Applications of AI in healthcare
In the beginning, technology was only used to automate the most mundane and repetitive jobs and to reduce the use of paper by digitizing health records while also facilitating the simple flow of information between health insurers, hospitals, and patients, among other things. Meanwhile, as these activities continue to be worked on, Artificial Intelligence has broadened its applications beyond those previously limited to boosting back-office efficiency to emerge as a critical facilitator for improving healthcare results. AI can significantly increase productivity, efficiency, workflow, accuracy, and speed, both for healthcare professionals and patients, by supplementing human performance in various ways.
Many digital health technologies, such as conversational agents, are being developed to solve existing health care concerns, such as a scarcity of health care workers, which reduces the accessibility and availability of medical services. Conversational agents utilize AI technology, notably deep learning (a statistical technique for training models using data to generate forecasts based on some variables), and natural language processing – the capacity to detect and understand verbal and written information), to communicate with people through voice, text, or any other inputs and outputs on smartphones, web-based, or audio-based systems. Users may converse with these robots in the same way they would with a human being because of the widespread usage of natural language processing (NLP). This gives the agent a chance to process the data and answer conversationally.

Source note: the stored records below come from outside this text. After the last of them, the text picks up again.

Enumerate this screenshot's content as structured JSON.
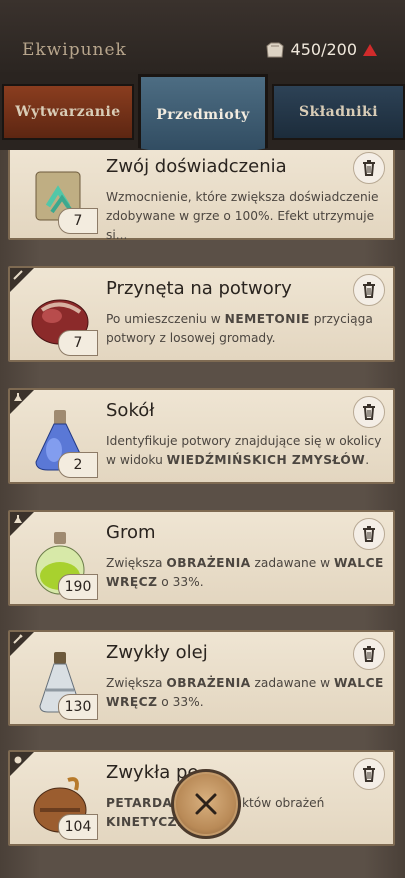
{
  "header": {
    "title": "Ekwipunek",
    "capacity": "450/200",
    "colors": {
      "bar": "#2b2521",
      "warning": "#c62828"
    }
  },
  "tabs": [
    {
      "label": "Wytwarzanie"
    },
    {
      "label": "Przedmioty"
    },
    {
      "label": "Składniki"
    }
  ],
  "items": [
    {
      "name": "Zwój doświadczenia",
      "qty": "7",
      "desc": [
        {
          "t": "Wzmocnienie, które zwiększa doświadczenie zdobywane w grze o 100%. Efekt utrzymuje si...",
          "b": false
        }
      ],
      "icon": "scroll-icon"
    },
    {
      "name": "Przynęta na potwory",
      "qty": "7",
      "desc": [
        {
          "t": "Po umieszczeniu w ",
          "b": false
        },
        {
          "t": "NEMETONIE",
          "b": true
        },
        {
          "t": " przyciąga potwory z losowej gromady.",
          "b": false
        }
      ],
      "icon": "bait-icon"
    },
    {
      "name": "Sokół",
      "qty": "2",
      "desc": [
        {
          "t": "Identyfikuje potwory znajdujące się w okolicy w widoku ",
          "b": false
        },
        {
          "t": "WIEDŹMIŃSKICH ZMYSŁÓW",
          "b": true
        },
        {
          "t": ".",
          "b": false
        }
      ],
      "icon": "blue-potion-icon"
    },
    {
      "name": "Grom",
      "qty": "190",
      "desc": [
        {
          "t": "Zwiększa ",
          "b": false
        },
        {
          "t": "OBRAŻENIA",
          "b": true
        },
        {
          "t": " zadawane w ",
          "b": false
        },
        {
          "t": "WALCE WRĘCZ",
          "b": true
        },
        {
          "t": " o 33%.",
          "b": false
        }
      ],
      "icon": "green-potion-icon"
    },
    {
      "name": "Zwykły olej",
      "qty": "130",
      "desc": [
        {
          "t": "Zwiększa ",
          "b": false
        },
        {
          "t": "OBRAŻENIA",
          "b": true
        },
        {
          "t": " zadawane w ",
          "b": false
        },
        {
          "t": "WALCE WRĘCZ",
          "b": true
        },
        {
          "t": " o 33%.",
          "b": false
        }
      ],
      "icon": "oil-flask-icon"
    },
    {
      "name": "Zwykła pe",
      "qty": "104",
      "desc": [
        {
          "t": "PETARDA",
          "b": true
        },
        {
          "t": ",",
          "b": false
        },
        {
          "t": "      e 525 punktów obrażeń",
          "b": false
        },
        {
          "t": " KINETYCZN",
          "b": true
        }
      ],
      "icon": "bomb-icon"
    }
  ]
}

According to Milne-Ives et al. (2020), the growing demand for medical services and the increasing capability of AI technologies have resulted in the emergence of conversational agents capable of assisting with a wide range of health-related practices, including behavior modification, treatment assistance, monitoring systems, teaching, triage, and screening assistance. In recent decades, conversational agents (a.k.a. chatbots) have grown into multimodal, multipurpose platforms capable of automating a varied variety of health-related operations that benefit the general population, patients, and clinicians (de Cock et al., 2020). Automation of these processes might allow doctors to concentrate on more challenging jobs, increasing public access to health care services. A comprehensive review of these agents’ acceptability, usefulness, and efficacy in medical assistance is required to compile the evidence and identify opportunities for improvement and the possibility for sustainable uptake in future development.